Punk-Sänger rechnet nach Prozess ab
Güstrow / Lesedauer: 3 min

Jan Gorkow fuhr im großen Tourbus vor, als er am Montag als einer von drei Angeklagten zum Prozess im Amtsgericht Güstrow antreten musste. Dem Sänger der Punkband „Feine Sahne Fischfilet” wurde vorgeworfen, 2015 am Rande einer Kundgebung in einem Tumult Neonazis mit Flaschen und Stühlen beworfen zu haben. Allerdings war die Beweislage dürftig, die als Zeugen geladenen Polizisten hatten Gedächtnislücken und die Verhandlung endete noch am selben Tag mit einem Freispruch.

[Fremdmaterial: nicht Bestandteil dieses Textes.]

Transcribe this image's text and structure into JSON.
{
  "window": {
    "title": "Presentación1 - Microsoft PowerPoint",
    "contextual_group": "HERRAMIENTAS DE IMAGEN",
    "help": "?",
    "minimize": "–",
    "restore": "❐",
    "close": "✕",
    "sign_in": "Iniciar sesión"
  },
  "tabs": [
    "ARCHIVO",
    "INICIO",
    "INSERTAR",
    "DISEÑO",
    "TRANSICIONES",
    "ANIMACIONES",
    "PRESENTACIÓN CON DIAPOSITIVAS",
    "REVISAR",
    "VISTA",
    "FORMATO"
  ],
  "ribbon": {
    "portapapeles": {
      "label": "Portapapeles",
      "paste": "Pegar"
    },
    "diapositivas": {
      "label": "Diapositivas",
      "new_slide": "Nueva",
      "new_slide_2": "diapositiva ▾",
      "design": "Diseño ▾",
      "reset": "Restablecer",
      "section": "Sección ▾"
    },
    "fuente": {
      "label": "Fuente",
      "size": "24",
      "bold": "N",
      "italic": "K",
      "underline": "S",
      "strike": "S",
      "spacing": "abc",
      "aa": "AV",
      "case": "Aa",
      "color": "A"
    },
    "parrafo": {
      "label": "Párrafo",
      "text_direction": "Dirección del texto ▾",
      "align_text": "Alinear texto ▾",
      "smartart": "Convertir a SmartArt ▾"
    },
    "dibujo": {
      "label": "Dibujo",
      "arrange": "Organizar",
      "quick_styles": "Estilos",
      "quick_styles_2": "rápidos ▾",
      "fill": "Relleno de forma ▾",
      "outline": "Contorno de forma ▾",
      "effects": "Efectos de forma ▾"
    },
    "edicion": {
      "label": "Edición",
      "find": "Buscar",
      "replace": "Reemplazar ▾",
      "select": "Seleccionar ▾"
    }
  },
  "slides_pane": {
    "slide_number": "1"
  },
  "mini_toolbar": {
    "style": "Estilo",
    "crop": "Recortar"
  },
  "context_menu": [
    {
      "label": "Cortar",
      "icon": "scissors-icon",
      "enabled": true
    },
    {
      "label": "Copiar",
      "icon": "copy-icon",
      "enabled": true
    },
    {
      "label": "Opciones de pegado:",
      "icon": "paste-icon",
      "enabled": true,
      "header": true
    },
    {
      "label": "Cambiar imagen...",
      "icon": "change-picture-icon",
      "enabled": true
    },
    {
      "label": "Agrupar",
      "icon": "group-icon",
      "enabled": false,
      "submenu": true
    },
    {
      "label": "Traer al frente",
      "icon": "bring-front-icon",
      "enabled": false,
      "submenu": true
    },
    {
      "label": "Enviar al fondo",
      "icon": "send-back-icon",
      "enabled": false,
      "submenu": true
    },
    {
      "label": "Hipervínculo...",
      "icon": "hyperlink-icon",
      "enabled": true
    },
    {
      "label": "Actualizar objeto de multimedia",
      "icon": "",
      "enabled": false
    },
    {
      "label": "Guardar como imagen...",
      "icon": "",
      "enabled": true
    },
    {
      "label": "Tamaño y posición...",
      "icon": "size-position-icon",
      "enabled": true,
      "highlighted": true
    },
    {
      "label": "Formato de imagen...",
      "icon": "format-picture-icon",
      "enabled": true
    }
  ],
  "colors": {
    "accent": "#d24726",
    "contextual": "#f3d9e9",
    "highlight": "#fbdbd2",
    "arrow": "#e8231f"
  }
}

Die Angeklagten äußerten sich im Gerichtssaal nicht, Fragen wurden dort nur von den Anwälten beantwortet. Dafür ließ sich Gorkow vor und nach der Verhandlung filmen. Das Video wurde bereist kurz nach dem Freispruch auf der Facebook-Seite der Band veröffentlicht. „Das ist der Oberhammäää!”, freut sich darin der Musiker aus Jarmen. Es habe vor Gericht keine Beweise, die gegen ihn sprechen, gegeben, weil er schlicht nichts getan habe. Neben der Freude steckt in dem Video aber auch eine Menge Kritik.
Laut Gorkow verharmlose der Staat „Nazi-Gewalt” und dies hätte auch dieser Prozess in Güstrow gezeigt. „Jeder, der sich dagegen gerade macht, hat mit so einer Scheiße zu rechnen.” Obwohl es eindeutige Foto- und Videoaufnahmen der Auseinandersetzung (diese werden auch im Video gezeigt) gegeben habe, hätte offenbar die später korrigierte Aussage einiger Polizisten mehr gezählt, sodass es überhaupt erst zu einer Anklage kam. Immer wieder hätte es Anfragen von Anwälten und Landtagsabgeordneten bei der Staatsanwaltschaft gegeben, die entweder nicht oder falsch beantwortet wurden.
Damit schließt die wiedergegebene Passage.